By Vincent Neate, Head of KPMG’s UK Climate Change & Sustainability practice
A colleague recently had dinner with a client who described the issues of growing consumerism and materials scarcity as being like two planes speeding towards each other. Neither can be stopped in midair but it may be possible to divert their courses.
Looking around, it certainly seems possible that some businesses are changing the direction of materials usage. However, few seem to be tackling the challenges of growing consumerism. Why would they when GDP, our primary measure of living standards, is a measure of consumption and so key to our sense of economic success? Personally, I think we have to tackle it.
Almost no amount of efficient production can offset the impact of two billion new consumers and studies are revealing that consumerism only improves wellbeing up to a point. It may even decrease happiness as a society becomes ever more materialistic. I always love it when pseudo-science catches up with what my Granny used to say.
What’s the issue?
We’re all familiar with the drivers for increasing consumption. A growing middle class and increasing wealth in developing countries are driving a huge demand for resources like food (particularly meat) and consumer goods like cars, electronics and clothing.

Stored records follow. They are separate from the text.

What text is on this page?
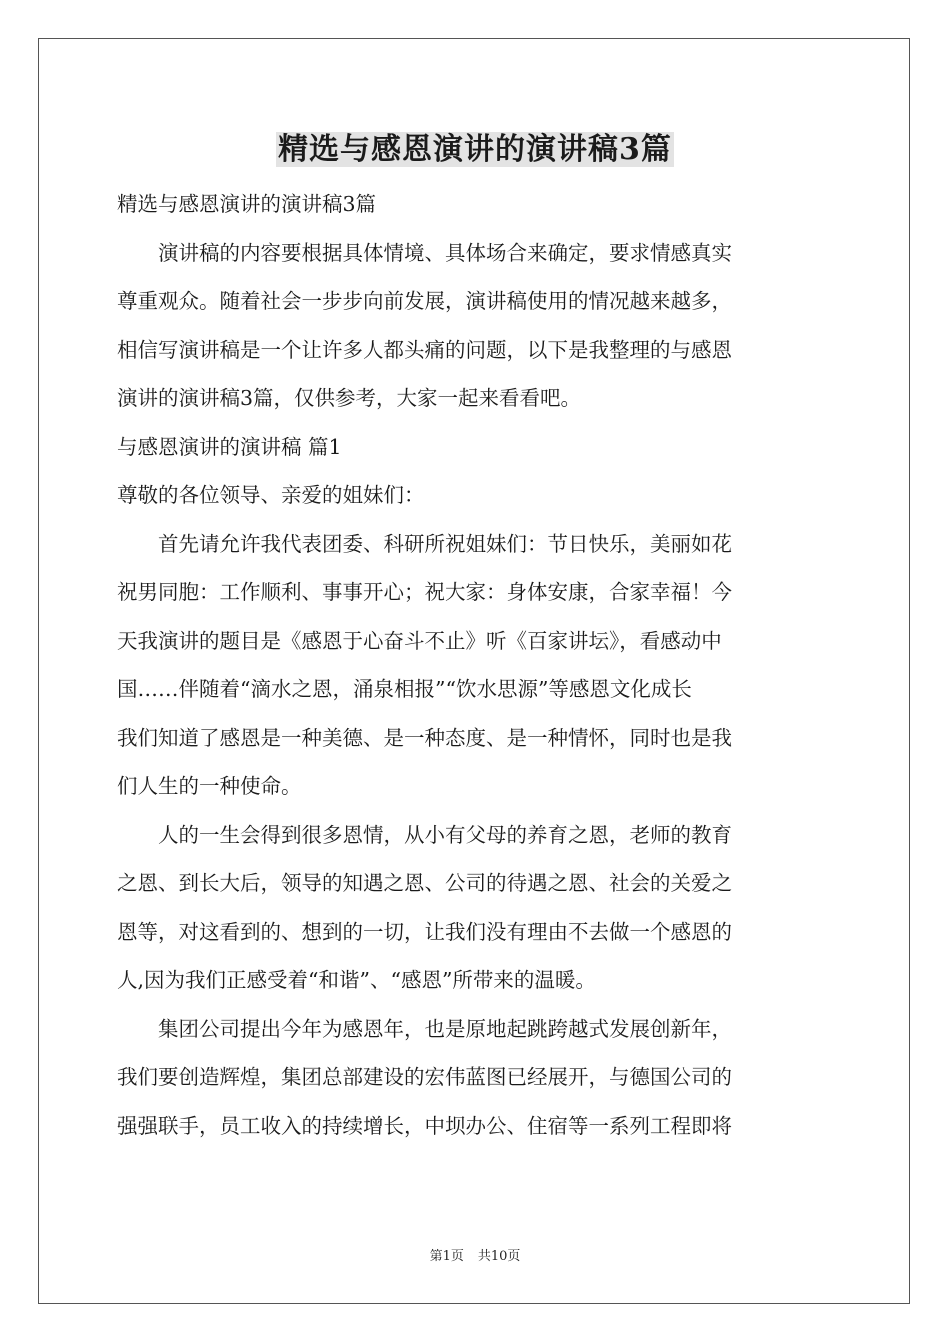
精选与感恩演讲的演讲稿3篇
精选与感恩演讲的演讲稿3篇
　　演讲稿的内容要根据具体情境、具体场合来确定，要求情感真实
尊重观众。随着社会一步步向前发展，演讲稿使用的情况越来越多，
相信写演讲稿是一个让许多人都头痛的问题，以下是我整理的与感恩
演讲的演讲稿3篇，仅供参考，大家一起来看看吧。
与感恩演讲的演讲稿 篇1
尊敬的各位领导、亲爱的姐妹们：
　　首先请允许我代表团委、科研所祝姐妹们：节日快乐，美丽如花
祝男同胞：工作顺利、事事开心；祝大家：身体安康，合家幸福！今
天我演讲的题目是《感恩于心奋斗不止》听《百家讲坛》，看感动中
国……伴随着“滴水之恩，涌泉相报”“饮水思源”等感恩文化成长
我们知道了感恩是一种美德、是一种态度、是一种情怀，同时也是我
们人生的一种使命。
　　人的一生会得到很多恩情，从小有父母的养育之恩，老师的教育
之恩、到长大后，领导的知遇之恩、公司的待遇之恩、社会的关爱之
恩等，对这看到的、想到的一切，让我们没有理由不去做一个感恩的
人,因为我们正感受着“和谐”、“感恩”所带来的温暖。
　　集团公司提出今年为感恩年，也是原地起跳跨越式发展创新年，
我们要创造辉煌，集团总部建设的宏伟蓝图已经展开，与德国公司的
强强联手，员工收入的持续增长，中坝办公、住宿等一系列工程即将
第1页 共10页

This represents a fantastic improvement in living standards and progress towards some of the Millennium Development Goals is hugely welcome. It is however putting pressure on already depleted natural resources (the WWF’s One Planet report puts this very clearly). This increased demand is not offset by reduced consumption in the Western economies. Whilst you might think we already have everything we need this doesn’t stop us wanting more. Consumer goods companies may say western markets are stagnant, but 500 million replacement mobiles do not miraculously reuse the precious resources that went into the billion we bought two years ago.
To put it in another way, sales growth in, e.g. China, may be offset by financial correction in Europe, but from a resource perspective, no such rebalancing occurs. This, in turn, has a knock on effect on the supply chain, transport and service sectors which consume more resources to support the consumer goods businesses.
The challenge for society is that increased consumption is exacerbating megaforces like climate change, water scarcity and resource depletion. We are merrily flying along in this aeroplane called Prosperity forgetting that, without radical new efficiency, increasing material scarcity and increasing consumption within a finite supply create a major challenge. Significant innovation, investment and new business models are urgently needed to divert the course of this ‘plane’. The great news is that we are at least starting to see the emerging shoots of this through resource efficiency and research programmes.
The other plane though is a different matter. I think that very few businesses to date have seized the opportunity presented to them by helping actually reduce consumption. Most see reduced consumption as a byword for reduced sales (aka corporate suicide). However, there are business models that actually deliver performance through reduced consumerism including more predictable revenue streams, improved brand, reduced risk and better customer engagement.
How businesses create success
At the most basic level, some businesses have reduced sales but increased profit margins by moving to a price premium product, often making the product last longer. Others have created success by moving from the sale of goods to a service based model. Many of us are familiar with the latter model without necessarily even realising our consumption is being reduced. Rental models where purchasers pay for a product over time or on a per-use basis now appear in sectors as diverse as transportation, carpeting, media and clothing. These can provide a regular revenue stream and a relatively captive market.
The goods producer is incentivised to produce longer lasting, upgradeable and recyclable products where the initial capital outlay is offset by a longer lifespan. For the user, they can potentially move costs from capital expenditures (capex) to operating expenditures (opex) reducing gearing. This can also help provide access to those in lower income brackets access goods and services without resorting to expensive financing arrangements through third party lenders.
Addressing the challenge of material scarcity is a vital component of many challenges facing society. It helps manage supply chain risk, controls business interruption, reduces long term cost and promotes innovation through exploration of new materials. But addressing reducing consumption as well will require even more creativity and innovation and, perhaps a mindset shift to measure success as a product of less.